Nasdaq impose un recul, la crypto encaisse le message
Annoncé comme futur administrateur à la mi-août, Eric Trump ne fera finalement pas partie du board d’Alt5 Sigma. La décision a été prise après des discussions avec le Nasdaq. Il reste impliqué, mais en tant qu’observateur, sans droit de vote. Même chose pour Zachary Folkman, cofondateur de World Liberty Financial, dont la nomination est suspendue à un futur vote des actionnaires.
Dans le même dépôt réglementaire, Alt5 Sigma confirme l’arrivée de Zachary Witkoff à la présidence du conseil. Le choix n’est pas sans importance. Il reflète une ligne claire. Respecter les exigences du Nasdaq avant de distribuer des rôles aux partenaires du projet WLFI.
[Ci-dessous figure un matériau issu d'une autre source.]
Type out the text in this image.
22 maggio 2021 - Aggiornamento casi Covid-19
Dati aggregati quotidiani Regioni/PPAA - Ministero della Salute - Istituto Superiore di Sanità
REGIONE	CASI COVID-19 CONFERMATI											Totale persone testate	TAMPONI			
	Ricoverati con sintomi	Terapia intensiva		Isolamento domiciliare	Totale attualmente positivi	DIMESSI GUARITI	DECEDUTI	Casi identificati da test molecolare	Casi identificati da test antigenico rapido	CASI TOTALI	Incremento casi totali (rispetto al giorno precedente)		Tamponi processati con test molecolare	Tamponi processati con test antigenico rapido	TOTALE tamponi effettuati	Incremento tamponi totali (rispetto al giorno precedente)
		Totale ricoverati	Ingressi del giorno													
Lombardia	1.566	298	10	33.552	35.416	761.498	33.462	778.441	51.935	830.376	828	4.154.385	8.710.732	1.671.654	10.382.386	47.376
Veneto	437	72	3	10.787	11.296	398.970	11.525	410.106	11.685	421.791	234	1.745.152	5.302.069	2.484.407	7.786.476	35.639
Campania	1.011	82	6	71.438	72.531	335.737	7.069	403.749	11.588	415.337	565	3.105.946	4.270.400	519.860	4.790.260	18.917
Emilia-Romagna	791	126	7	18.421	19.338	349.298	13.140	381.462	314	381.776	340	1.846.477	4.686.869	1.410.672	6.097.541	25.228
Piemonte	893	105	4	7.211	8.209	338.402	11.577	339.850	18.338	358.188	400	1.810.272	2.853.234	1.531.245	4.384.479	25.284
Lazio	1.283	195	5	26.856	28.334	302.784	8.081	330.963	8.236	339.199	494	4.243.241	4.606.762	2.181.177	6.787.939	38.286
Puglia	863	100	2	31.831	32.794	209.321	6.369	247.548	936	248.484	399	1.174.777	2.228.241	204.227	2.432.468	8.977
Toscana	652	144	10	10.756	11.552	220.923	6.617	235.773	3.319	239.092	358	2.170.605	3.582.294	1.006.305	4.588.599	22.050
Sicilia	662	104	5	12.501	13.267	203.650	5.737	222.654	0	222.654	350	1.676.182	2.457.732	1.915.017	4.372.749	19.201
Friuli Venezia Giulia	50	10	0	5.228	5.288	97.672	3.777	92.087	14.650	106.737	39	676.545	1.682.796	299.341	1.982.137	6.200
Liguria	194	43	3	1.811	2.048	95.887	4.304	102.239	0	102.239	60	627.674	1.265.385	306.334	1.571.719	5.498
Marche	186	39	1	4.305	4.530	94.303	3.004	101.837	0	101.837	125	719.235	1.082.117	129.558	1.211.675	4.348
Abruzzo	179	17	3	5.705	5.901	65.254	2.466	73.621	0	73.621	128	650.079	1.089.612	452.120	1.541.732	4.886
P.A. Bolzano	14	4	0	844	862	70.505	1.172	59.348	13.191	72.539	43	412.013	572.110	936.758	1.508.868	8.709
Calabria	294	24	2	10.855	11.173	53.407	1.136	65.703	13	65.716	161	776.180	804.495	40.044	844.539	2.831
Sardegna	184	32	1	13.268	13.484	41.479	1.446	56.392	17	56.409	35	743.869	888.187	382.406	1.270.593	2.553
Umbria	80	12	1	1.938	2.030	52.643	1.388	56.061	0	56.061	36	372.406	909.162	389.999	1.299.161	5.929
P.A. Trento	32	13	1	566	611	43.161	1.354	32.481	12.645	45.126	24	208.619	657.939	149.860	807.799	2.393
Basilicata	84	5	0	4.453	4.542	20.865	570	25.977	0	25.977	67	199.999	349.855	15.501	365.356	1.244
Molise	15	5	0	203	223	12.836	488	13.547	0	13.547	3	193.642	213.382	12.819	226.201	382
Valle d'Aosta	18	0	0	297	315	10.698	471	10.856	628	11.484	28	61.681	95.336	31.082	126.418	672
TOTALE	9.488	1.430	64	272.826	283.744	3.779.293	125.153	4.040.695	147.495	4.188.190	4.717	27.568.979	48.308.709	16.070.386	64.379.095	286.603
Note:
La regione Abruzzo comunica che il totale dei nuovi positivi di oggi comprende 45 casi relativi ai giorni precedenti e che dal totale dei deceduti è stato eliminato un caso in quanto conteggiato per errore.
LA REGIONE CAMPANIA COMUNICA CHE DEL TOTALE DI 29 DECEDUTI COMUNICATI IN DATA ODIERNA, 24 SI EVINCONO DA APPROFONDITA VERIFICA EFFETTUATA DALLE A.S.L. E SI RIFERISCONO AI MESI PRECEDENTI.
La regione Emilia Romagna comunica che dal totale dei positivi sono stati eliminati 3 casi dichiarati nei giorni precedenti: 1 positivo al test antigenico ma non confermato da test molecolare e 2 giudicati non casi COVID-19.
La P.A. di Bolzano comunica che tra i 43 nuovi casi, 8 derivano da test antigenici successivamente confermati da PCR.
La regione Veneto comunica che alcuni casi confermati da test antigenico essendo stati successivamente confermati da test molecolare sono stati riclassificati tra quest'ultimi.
Forbes, qui a publié les détails de ce revirement, rappelle que des structures liées au clan Trump détiennent une part importante de World Liberty Financial. Elles bénéficieraient aussi des revenus issus des ventes de tokens. Un enchevêtrement capitalistique qui justifie, côté société cotée, des garde-fous renforcés. Le Nasdaq ne commente pas, mais le signal est passé. Moins d’ambiguïtés dans la gouvernance, et un message plus lisible pour les marchés.
Un trésor WLFI à l’épreuve des chiffres
Alt5 Sigma déclare détenir environ 7,28 milliards de tokens WLFI, acquis à 0,18 dollar pièce. À la cotation communiquée début septembre, cette position représentait près de 1,31 milliard de dollars. Quand le prix grimpe entre 0,19 et 0,21 dollar, la valorisation de la réserve flirte avec les 1,4 à 1,5 milliard. Cette volatilité, normale dans l’univers crypto, impose une vigilance accrue sur la communication et la gouvernance.
Pour rappel, WLFI n’est pas une action. Il s’agit d’un token de gouvernance rattaché au protocole World Liberty Financial. Il ne donne aucun droit sur les revenus ou les actifs d’Alt5 Sigma. Cette distinction, parfois mal comprise, explique pourquoi le Nasdaq surveille de près la frontière entre entité cotée et cryptos détenus en bilan.
Le contexte ne simplifie pas les choses. Dès son entrée en bourse début septembre, WLFI a connu des mouvements rapides, sur fond de gel d’adresses, de rumeurs et d’arbitrages de liquidité. Pour une société listée, afficher une exposition à plus d’un milliard de dollars sur ce type d’actif appelle un niveau de contrôle supérieur à la moyenne. C’est une donnée de départ, pas un incident de parcours.
Le Nasdaq n’est pas le seul facteur de pression. Dans le même document remis à la SEC, Alt5 Sigma révèle qu’un tribunal rwandais a dissous en mai sa filiale canadienne. L’ancien responsable local, André Beauchesne, a écopé d’une condamnation pour enrichissement illicite. Le tribunal réclame la saisie de 3,5 millions de dollars. La société conteste, dit avoir fait appel, mais admet que le conseil d’administration n’a appris le jugement que fin août. Ce décalage a conduit Alt5 à mettre sur pied un comité spécial d’administrateurs indépendants.